Most disturbing of all, Stout says at least six out of 10 people “will blindly obey an official-looking authority to the bitter end.”
Two other experts, Robert Hare, Ph.D. and Paul Babiak, Ph.D. have conducted extensive research into psychopathy and have come up with several similarities between Dr. Stout’s description of sociopaths and their own characterization of psychopaths.
In their book Snakes in Suits: When Psychopaths Go to Work, they note that psychopaths “have an inordinate need for power, prestige, wealth, etc. They operate according to their own self-serving principle: look out for number one, no matter what the cost to others and (do so) without guilt or remorse.”
Again, sound like anyone we know?
The emotional life of psychopaths lacks the range and depth found in most individuals, Dr. Hare says. “…No amount of training and practice will allow…the psychopath to really understand the emotional life of others, except in a vague intellectual, inferential sense. To put it simply, they don’t know how you feel, nor do they much care.
“They are described as without conscience and incapable of empathy, guilt or loyalty to anyone but themselves,” he added.
Dr. Babiak added that psychopaths make great first impressions and “talk a good game on a surface level, and will use technical jargon and glib, superficial charm” to convince others of their experience and expertise.
He said the psychopath “operates on the surface level,” presenting a mask or persona that is in keeping with the expectations of the audience and that they are “more observant of others and are motivated to take advantage of the traits, characteristics and personal situations of those around them.”
“Other people only exist to fulfill the supporting roles required of them—the pawns and patrons,” he added.
He said most psychopaths they have known were “loners” in the sense of only thinking of themselves, but that “they do surround themselves with supporters and followers to facilitate their activities.”
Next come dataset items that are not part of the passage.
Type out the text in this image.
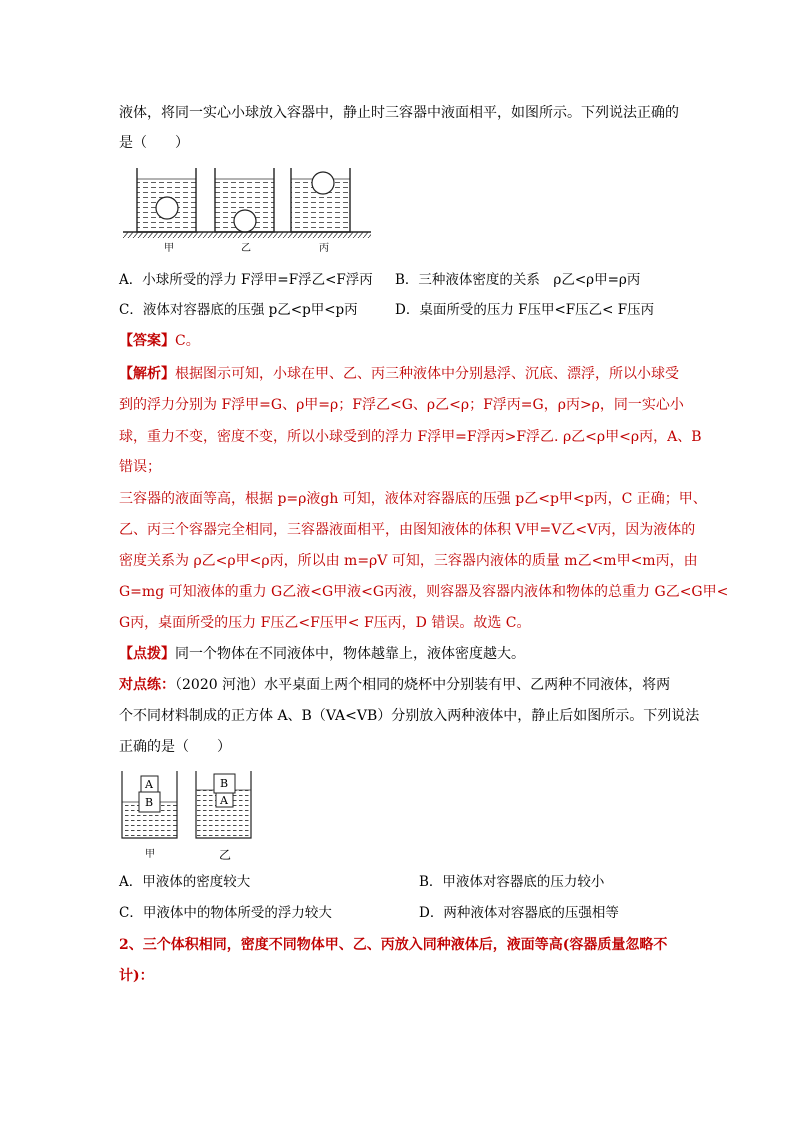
液体，将同一实心小球放入容器中，静止时三容器中液面相平，如图所示。下列说法正确的
是（　　）
甲	乙	丙
A．小球所受的浮力 F浮甲=F浮乙<F浮丙 B．三种液体密度的关系　ρ乙<ρ甲=ρ丙
C．液体对容器底的压强 p乙<p甲<p丙	D．桌面所受的压力 F压甲<F压乙< F压丙
【答案】C。
【解析】根据图示可知，小球在甲、乙、丙三种液体中分别悬浮、沉底、漂浮，所以小球受
到的浮力分别为 F浮甲=G、ρ甲=ρ；F浮乙<G、ρ乙<ρ；F浮丙=G，ρ丙>ρ，同一实心小
球，重力不变，密度不变，所以小球受到的浮力 F浮甲=F浮丙>F浮乙. ρ乙<ρ甲<ρ丙，A、B
错误；
三容器的液面等高，根据 p=ρ液gh 可知，液体对容器底的压强 p乙<p甲<p丙，C 正确；甲、
乙、丙三个容器完全相同，三容器液面相平，由图知液体的体积 V甲=V乙<V丙，因为液体的
密度关系为 ρ乙<ρ甲<ρ丙，所以由 m=ρV 可知，三容器内液体的质量 m乙<m甲<m丙，由
G=mg 可知液体的重力 G乙液<G甲液<G丙液，则容器及容器内液体和物体的总重力 G乙<G甲<
G丙，桌面所受的压力 F压乙<F压甲< F压丙，D 错误。故选 C。
【点拨】同一个物体在不同液体中，物体越靠上，液体密度越大。
对点练：（2020 河池）水平桌面上两个相同的烧杯中分别装有甲、乙两种不同液体，将两
个不同材料制成的正方体 A、B（VA<VB）分别放入两种液体中，静止后如图所示。下列说法
正确的是（　　）
A
B
B
A
甲	乙
A．甲液体的密度较大	B．甲液体对容器底的压力较小
C．甲液体中的物体所受的浮力较大	D．两种液体对容器底的压强相等
2、三个体积相同，密度不同物体甲、乙、丙放入同种液体后，液面等高(容器质量忽略不
计)：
Babiak then dropped a bombshell during the interview about their book:
“While economic slowdowns can lead to layoffs and plant closings,” he said, “there is still the need for seasoned, experienced leaders who have the wherewithal to meet the challenge of recovery and turnaround. These individuals are rare. What a perfect scenario for the psychopath to enter as the ‘solution,’ replete with the skills (faked), abilities (faked), and background (faked) necessary to take over and make things right.”
Babiak said the change of organizational structures from large and bureaucratic to lean, mean and flat (read: consolidation and privatization) has inadvertently made organizations more attractive to psychopaths because of fewer rules and at the same time, easier to negotiate (faster progression—as in education reform legislation).
“The mantra became ‘do more, better, faster with less,’” Babiak said.
He said psychopaths are intolerant of creativity and innovation and that in an atmosphere of constant policy changes and restructuring, new structures “are always in a state of flux and never reach the ‘ideal’ state. This frustrates and confuses those who have grown accustomed to the stability that large organizations used to provide.
“Being a thrill seeker by nature, the psychopath relishes the chaos,” Babiak said. “On a practical level, a constantly changing work environment provides the psychopath and endless source of new co-workers to target and many opportunities to move from project to project when boredom sets in.”
“Sadly, even after being victimized, many members of a group will refuse to face the truth, continuing to believe that the scamster is basically good at heart or that there must be a reason why he or she took advantage of the group,” Dr. Hare said.
“There is little evidence that psychopaths can be or even believe they should be, rehabilitated. Their behavior reflects a well-established, stable personality structure,” he said.
“They have solid positions from which they continue to use their organization (read: office) for personal gain,” Babiak added.
One more time: sound like anyone we know?